10. One of the best presentations I attended covered rehab after doing a video analysis of running gait.  Based on research at ECU, Dr. Willy succinctly said, “strengthening alone does not fix poor running mechanics.”  He demonstrated how using visual feedback, faded feedback and appropriate cuing (internal focus vs. external focus) allowed runners with overstriding and medial collapse to make significant changes that led to a pain reduction that were not previously seen with strengthening alone.  This was definitely an “aha moment” for me given I see and treat so many runners.  I use Coaches eye to evaluate their gait, but now I know how to integrate external focus and implicit cues to facilitate motor learning and truly change gait mechanics and lessen pain.  These tips will definitely help all those runners with ITB syndrome, shin splints, PFP and plantar fasciitis.

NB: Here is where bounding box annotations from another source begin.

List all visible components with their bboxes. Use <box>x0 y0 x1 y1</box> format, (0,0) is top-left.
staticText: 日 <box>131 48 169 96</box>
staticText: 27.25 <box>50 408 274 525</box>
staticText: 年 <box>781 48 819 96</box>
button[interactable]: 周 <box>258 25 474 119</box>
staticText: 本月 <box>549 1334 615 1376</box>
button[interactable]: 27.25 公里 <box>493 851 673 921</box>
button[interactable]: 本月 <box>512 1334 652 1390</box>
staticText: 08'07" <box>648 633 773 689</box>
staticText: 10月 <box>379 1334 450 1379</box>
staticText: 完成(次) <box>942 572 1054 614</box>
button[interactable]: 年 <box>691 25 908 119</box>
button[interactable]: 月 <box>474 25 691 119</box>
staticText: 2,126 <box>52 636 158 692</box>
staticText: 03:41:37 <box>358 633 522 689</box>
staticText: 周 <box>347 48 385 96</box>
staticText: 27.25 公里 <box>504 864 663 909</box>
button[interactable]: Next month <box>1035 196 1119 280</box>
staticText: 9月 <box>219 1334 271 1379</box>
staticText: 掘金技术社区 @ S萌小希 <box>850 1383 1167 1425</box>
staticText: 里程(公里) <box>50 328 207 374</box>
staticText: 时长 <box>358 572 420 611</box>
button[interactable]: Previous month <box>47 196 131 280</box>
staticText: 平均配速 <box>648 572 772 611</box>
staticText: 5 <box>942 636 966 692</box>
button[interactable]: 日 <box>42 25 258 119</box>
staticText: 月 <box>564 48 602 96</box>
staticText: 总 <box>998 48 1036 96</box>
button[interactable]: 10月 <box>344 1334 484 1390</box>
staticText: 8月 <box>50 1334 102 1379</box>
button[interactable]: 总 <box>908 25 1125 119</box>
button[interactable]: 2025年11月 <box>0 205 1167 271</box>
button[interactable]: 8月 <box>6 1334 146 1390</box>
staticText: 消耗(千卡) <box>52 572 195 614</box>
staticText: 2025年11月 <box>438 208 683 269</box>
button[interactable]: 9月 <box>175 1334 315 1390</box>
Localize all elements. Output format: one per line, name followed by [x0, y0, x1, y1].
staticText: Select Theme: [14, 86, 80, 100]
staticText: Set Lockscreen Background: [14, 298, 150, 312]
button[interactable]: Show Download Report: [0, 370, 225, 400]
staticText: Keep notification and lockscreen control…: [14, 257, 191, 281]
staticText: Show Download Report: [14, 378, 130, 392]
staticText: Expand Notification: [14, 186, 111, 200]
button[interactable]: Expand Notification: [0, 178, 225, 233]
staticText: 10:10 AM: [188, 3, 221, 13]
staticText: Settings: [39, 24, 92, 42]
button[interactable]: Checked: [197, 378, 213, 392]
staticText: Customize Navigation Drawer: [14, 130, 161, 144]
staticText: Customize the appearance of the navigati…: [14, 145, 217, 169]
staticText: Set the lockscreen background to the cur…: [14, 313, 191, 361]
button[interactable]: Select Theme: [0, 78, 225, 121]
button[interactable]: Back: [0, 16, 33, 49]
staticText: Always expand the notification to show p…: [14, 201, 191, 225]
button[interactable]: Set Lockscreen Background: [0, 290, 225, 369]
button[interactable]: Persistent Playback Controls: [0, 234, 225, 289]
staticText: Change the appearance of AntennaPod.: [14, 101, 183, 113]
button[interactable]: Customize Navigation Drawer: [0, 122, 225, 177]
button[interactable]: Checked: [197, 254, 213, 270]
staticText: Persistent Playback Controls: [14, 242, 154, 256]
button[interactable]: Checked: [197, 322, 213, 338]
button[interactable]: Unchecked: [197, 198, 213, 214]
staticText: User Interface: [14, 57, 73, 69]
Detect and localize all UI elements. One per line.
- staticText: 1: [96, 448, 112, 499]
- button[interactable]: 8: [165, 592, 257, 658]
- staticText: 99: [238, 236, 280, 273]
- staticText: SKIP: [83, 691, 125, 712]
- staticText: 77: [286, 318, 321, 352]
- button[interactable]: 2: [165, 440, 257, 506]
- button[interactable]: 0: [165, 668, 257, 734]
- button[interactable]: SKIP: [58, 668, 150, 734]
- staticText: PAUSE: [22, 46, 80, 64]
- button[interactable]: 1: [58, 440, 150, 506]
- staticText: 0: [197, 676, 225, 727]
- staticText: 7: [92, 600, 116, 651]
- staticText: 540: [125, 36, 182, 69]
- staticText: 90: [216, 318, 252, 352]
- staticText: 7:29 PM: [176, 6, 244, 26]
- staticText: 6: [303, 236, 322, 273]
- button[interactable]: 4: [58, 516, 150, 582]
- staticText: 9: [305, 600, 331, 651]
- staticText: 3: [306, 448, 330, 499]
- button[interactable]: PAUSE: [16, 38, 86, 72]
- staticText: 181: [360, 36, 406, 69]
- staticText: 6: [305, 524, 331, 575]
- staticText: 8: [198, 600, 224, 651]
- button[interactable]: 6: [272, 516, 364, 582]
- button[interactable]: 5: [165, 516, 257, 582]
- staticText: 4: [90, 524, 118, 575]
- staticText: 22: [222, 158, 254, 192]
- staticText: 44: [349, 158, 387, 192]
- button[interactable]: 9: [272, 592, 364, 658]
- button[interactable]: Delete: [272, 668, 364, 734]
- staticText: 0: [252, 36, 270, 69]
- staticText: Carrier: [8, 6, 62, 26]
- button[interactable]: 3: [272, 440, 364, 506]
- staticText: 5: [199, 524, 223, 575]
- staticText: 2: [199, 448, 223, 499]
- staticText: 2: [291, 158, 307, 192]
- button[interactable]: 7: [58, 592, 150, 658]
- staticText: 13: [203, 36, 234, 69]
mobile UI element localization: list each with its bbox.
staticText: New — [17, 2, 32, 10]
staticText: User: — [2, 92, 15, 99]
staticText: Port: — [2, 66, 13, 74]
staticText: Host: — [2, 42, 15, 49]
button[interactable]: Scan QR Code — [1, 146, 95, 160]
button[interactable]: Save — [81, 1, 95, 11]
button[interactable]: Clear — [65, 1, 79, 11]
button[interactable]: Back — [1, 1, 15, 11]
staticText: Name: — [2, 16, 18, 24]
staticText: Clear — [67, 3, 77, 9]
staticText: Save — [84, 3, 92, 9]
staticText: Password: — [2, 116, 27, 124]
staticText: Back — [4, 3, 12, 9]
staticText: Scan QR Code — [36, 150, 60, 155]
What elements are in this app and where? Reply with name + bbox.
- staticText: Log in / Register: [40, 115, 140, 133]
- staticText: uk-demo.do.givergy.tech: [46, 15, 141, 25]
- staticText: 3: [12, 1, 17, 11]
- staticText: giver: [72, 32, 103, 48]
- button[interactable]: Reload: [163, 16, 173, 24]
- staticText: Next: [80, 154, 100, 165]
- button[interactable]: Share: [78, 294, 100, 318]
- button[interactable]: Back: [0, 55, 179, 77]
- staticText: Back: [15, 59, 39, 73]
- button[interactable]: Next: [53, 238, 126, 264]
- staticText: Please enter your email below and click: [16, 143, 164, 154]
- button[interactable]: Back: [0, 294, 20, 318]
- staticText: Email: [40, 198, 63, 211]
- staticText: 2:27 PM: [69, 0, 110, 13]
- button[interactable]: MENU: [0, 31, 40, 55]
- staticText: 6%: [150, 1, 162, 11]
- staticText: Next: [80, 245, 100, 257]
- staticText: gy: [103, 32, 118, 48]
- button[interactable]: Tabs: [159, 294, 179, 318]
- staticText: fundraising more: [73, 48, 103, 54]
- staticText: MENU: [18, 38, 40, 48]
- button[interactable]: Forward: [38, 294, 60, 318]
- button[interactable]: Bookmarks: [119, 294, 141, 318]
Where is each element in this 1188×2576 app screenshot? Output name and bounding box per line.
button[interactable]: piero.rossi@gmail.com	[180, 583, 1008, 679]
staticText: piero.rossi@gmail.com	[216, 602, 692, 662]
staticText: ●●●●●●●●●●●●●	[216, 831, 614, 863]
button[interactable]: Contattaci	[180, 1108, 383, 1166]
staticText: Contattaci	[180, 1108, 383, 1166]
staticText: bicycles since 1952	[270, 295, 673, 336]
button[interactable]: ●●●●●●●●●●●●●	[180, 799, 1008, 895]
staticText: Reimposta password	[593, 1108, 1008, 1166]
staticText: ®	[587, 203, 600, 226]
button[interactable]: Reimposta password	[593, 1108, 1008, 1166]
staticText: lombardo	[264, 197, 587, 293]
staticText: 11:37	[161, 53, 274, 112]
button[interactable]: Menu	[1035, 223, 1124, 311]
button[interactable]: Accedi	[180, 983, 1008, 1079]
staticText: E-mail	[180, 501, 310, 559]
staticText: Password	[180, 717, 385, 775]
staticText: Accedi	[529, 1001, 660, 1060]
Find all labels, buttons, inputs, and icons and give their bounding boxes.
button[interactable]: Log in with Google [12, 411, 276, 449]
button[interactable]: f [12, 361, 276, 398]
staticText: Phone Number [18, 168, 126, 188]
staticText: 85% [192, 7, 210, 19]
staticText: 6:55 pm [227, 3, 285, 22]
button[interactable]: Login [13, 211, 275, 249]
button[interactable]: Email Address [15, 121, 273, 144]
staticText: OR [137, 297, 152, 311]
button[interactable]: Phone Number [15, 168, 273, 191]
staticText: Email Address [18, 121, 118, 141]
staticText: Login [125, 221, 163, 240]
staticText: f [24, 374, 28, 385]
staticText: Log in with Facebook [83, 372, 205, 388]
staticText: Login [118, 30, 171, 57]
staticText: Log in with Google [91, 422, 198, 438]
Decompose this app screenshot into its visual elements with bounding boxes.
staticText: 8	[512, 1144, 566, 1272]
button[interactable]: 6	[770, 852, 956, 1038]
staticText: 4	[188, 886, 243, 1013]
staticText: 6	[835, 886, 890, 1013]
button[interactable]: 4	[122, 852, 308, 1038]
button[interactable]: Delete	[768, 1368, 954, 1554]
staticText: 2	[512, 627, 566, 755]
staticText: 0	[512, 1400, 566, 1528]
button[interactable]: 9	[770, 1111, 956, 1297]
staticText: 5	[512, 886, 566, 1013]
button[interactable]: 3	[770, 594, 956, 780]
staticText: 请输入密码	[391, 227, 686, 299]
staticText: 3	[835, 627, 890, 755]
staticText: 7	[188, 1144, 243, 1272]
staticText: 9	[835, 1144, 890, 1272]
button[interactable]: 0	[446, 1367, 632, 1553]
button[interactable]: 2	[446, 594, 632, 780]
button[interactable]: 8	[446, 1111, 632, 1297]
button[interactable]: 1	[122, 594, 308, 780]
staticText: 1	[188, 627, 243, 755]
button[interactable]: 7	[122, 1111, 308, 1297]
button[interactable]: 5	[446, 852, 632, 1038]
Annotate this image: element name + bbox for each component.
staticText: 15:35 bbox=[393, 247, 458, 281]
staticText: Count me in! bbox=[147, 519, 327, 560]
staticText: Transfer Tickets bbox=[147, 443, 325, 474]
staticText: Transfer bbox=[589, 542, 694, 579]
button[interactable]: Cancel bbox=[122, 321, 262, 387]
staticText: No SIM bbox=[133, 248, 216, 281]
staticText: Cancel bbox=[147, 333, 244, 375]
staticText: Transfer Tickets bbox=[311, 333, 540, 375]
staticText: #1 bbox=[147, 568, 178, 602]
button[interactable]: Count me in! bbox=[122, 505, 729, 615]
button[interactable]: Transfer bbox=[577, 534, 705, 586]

The other thing that really stuck out in several of the presentations is how much technology is really changing the way we assess and treat our patients (in a good way).  I routinely use Coaches Eye on my iPhone and iPad at the office.  Some other useful apps to explore that were mentioned include: Ubersense, Simi Move, and Spark Motion.  These apps allow for immediate client feedback and help quickly link movement patterns and dysfunction with the appropriate treatment interventions.  I hope one or more of these tips I shared from my experience last week may help you or someone you know in some way.